In their report, Haas also identified the much-mired 30th Anniversary Edition as a particularly problematic decision from Hasbro. As we’ve written about repeatedly, 30th Anniversary Edition has united the Magic: the Gathering community in hatred. Priced at $999 for four 15-card packs, Haas understandably noted that the price of these packs is “excessively” high. This sentiment has been shouted from the rooftops by the MTG community, who’ve been baffled and offended by the price. As Haas notes in their report, however, the damage from 30th Anniversary Edition doesn’t end there. 

“Not only is the price excessively high, but the set also includes Reserved List cards, which Hasbro had promised to never reprint,” Haas notes. Technically, while players aren’t happy about it, 30th Aniversary Edition skirts this original promise from Wizards. This is thanks to 30th Anniversary Edition cards being non-tournament legal, with a commemorative card back. Despite this caveat, 30th Anniversary Edition cards have still been selling for thousands of dollars. Ultimately, this has created panic among collectors and we’re seeing collections being liquidated now that the scarcity value of Magic is in question,” Haas attests. 

As a result of this panic and liquidation, the prices of many Reserved List cards have been tumbling. In their own report, CNBC notes that Reserved List cards are worth almost half of what they used to be. “The aggregate price of Reserved List cards peaked in mid-2021 at more than $250,000, but is now down to around $150,000.” Haas notes that these tumbling prices seriously threaten MTG’s ecosystem, as card stores often invest in Reserved List cards. Ultimately, Haas claims that his looming collapse of the MTG market may push players to games such as Pokémon, Yu-Gi-Oh!, or Flesh and Blood.

A Simple Solution

Solve the Equation
Solve the Equation | Strixhaven: School of Mages

Throughout the Bank of America’s report, fixing Hasbro’s current plight is made to seem rather easy. At the end of the day, Hasbro has simply been pushing MTG too hard recently and exploiting enfranchised fans. As Haas notes, “Magic has grown primarily by extracting more revenue from each player rather than by growing its player base.” While this strategy has worked up to a point, it now appears that many fans are at their breaking point. Should Hasbro push Magic: the Gathering further than that, there may be a great exodus of once-loyal players. The solution then seems simple. Reaffirm past promises to the Reserved List and stop printing so many sets. 

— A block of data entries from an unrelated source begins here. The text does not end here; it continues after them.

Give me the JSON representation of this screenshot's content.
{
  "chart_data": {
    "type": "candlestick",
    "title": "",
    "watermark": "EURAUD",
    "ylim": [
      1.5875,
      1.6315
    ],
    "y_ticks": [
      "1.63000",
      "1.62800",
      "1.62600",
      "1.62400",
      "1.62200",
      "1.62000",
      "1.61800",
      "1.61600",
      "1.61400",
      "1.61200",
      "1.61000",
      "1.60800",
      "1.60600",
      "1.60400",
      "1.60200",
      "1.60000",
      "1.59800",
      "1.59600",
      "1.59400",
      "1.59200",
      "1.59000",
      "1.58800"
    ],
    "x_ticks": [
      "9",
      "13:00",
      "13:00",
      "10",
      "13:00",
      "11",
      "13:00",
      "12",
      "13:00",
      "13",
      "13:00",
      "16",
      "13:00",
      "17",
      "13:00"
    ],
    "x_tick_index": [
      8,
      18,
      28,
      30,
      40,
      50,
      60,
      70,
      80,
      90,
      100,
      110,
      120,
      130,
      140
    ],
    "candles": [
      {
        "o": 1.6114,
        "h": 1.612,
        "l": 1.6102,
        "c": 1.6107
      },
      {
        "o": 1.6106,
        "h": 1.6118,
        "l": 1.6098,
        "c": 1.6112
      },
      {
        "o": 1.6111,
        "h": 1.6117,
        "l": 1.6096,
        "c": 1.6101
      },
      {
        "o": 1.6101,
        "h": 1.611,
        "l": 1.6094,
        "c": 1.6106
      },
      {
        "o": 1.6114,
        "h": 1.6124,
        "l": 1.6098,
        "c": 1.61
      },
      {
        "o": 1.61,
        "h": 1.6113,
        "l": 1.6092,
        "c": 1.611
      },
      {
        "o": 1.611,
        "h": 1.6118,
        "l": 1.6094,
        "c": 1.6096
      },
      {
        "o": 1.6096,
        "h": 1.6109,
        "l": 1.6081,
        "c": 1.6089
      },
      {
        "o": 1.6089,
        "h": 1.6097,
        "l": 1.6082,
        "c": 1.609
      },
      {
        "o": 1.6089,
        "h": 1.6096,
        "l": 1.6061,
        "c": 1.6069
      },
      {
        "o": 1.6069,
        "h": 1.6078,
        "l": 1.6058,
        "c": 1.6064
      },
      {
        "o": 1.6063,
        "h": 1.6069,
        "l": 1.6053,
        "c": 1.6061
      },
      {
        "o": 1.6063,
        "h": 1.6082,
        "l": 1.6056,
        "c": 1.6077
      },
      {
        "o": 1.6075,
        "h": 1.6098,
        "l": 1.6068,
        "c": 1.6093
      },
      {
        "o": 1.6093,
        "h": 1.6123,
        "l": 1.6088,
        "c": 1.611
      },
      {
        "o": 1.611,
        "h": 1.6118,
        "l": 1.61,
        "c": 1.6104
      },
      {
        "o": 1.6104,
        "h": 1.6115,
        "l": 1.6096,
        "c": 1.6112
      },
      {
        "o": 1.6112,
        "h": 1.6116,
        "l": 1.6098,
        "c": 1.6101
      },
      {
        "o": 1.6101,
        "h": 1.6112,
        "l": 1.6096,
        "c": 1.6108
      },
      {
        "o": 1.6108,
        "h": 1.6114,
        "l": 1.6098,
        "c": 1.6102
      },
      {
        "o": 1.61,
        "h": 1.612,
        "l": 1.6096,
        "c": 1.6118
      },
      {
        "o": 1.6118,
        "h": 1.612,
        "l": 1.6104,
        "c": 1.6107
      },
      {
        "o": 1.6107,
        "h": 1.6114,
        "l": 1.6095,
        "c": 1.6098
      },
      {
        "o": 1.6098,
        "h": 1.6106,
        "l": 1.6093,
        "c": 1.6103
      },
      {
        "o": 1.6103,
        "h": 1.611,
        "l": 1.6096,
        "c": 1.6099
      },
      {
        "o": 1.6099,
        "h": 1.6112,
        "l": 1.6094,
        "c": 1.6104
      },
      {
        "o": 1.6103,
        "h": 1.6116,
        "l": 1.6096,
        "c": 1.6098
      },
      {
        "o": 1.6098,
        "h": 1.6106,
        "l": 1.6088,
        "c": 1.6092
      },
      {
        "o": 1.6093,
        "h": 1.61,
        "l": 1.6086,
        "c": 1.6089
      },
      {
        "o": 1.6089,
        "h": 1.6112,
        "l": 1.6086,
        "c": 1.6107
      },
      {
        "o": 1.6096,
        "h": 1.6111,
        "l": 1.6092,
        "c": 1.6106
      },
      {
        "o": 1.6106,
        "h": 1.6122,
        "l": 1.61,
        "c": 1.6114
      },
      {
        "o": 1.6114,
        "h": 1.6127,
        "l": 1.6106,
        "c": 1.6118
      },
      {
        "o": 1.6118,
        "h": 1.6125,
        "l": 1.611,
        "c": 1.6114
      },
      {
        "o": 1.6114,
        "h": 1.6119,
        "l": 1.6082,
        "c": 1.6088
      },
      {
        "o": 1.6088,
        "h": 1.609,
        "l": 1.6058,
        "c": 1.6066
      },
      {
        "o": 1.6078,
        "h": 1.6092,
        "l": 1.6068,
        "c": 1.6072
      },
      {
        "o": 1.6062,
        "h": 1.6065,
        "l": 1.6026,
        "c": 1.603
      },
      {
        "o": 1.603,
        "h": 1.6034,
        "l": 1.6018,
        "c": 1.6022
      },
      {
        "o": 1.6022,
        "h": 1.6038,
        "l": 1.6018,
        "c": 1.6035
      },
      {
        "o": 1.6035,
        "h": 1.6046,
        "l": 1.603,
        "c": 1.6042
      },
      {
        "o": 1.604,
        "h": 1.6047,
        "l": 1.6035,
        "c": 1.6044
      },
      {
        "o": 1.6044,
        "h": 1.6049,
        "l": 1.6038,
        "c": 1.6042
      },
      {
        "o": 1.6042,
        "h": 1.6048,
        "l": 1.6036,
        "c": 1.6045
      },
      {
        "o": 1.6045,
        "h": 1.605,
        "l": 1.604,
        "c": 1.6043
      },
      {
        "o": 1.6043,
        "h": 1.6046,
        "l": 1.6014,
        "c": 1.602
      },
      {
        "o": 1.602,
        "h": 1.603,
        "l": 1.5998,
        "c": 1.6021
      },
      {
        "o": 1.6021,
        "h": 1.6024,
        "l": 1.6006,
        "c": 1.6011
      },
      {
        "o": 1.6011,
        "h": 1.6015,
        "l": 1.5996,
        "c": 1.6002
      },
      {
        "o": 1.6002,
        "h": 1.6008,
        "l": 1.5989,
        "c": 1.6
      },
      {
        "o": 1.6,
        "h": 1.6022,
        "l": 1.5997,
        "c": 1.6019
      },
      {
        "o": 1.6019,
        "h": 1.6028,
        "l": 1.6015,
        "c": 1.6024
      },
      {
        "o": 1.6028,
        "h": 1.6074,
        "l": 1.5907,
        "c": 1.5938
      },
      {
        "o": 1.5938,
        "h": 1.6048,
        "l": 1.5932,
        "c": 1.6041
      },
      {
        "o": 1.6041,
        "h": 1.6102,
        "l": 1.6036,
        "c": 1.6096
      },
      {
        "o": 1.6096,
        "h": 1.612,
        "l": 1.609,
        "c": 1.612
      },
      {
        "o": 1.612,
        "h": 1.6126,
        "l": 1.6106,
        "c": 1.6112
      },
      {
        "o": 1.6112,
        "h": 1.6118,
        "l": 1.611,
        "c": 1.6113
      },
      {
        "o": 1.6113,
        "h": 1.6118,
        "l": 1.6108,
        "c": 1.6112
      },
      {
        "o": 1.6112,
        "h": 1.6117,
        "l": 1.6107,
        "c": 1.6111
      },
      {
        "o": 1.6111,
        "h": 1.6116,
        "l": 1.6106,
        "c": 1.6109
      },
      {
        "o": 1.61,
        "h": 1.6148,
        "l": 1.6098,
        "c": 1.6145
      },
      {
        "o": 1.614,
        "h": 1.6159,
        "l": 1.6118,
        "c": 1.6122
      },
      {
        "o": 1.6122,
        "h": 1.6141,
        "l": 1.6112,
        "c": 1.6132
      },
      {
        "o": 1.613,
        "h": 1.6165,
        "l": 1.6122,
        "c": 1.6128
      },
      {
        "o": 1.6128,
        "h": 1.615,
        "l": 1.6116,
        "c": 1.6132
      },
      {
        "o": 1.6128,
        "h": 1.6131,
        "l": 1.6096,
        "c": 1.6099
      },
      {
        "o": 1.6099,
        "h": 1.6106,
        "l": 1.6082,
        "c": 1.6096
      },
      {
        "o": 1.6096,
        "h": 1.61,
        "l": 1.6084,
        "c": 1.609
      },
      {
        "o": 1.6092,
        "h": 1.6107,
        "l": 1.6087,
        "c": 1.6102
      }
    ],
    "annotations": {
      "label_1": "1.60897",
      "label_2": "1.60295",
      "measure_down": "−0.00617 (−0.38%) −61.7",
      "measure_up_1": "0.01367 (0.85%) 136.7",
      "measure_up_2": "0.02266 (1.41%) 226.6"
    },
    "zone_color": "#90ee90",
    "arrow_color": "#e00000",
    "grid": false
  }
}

For better or worse, Hasbro doesn’t appear to be taking this approach into 2023. Instead of dialing back, Hasbro is instead pushing full steam ahead with new products that appeal to a broader audience. In 2023, for instance, Hasbro is releasing the Universes Beyond set, The Lord of the Rings: Tales of Middle-Earth. Additionally, a Doctor Who crossover Commander set is also in the works for a 2023 release. Alongside being geared as collectibles, these new products are designed to appeal to a wider audience, furthering the brand’s reach. These hypothetical new customers may sustain Magic: the Gathering into the future, however, only if they actually exist and materialize. This approach will only work should enfranchised players not leave en masse before the arrival of new players. 

Ultimately, only time will tell if Hasbro can salvage the brand that appears to be on the precipice of disaster. Unfortunately, however, unless Hasbro takes decisive action, real changes may still be over two years away, thanks to MTG’s years-long development cycle.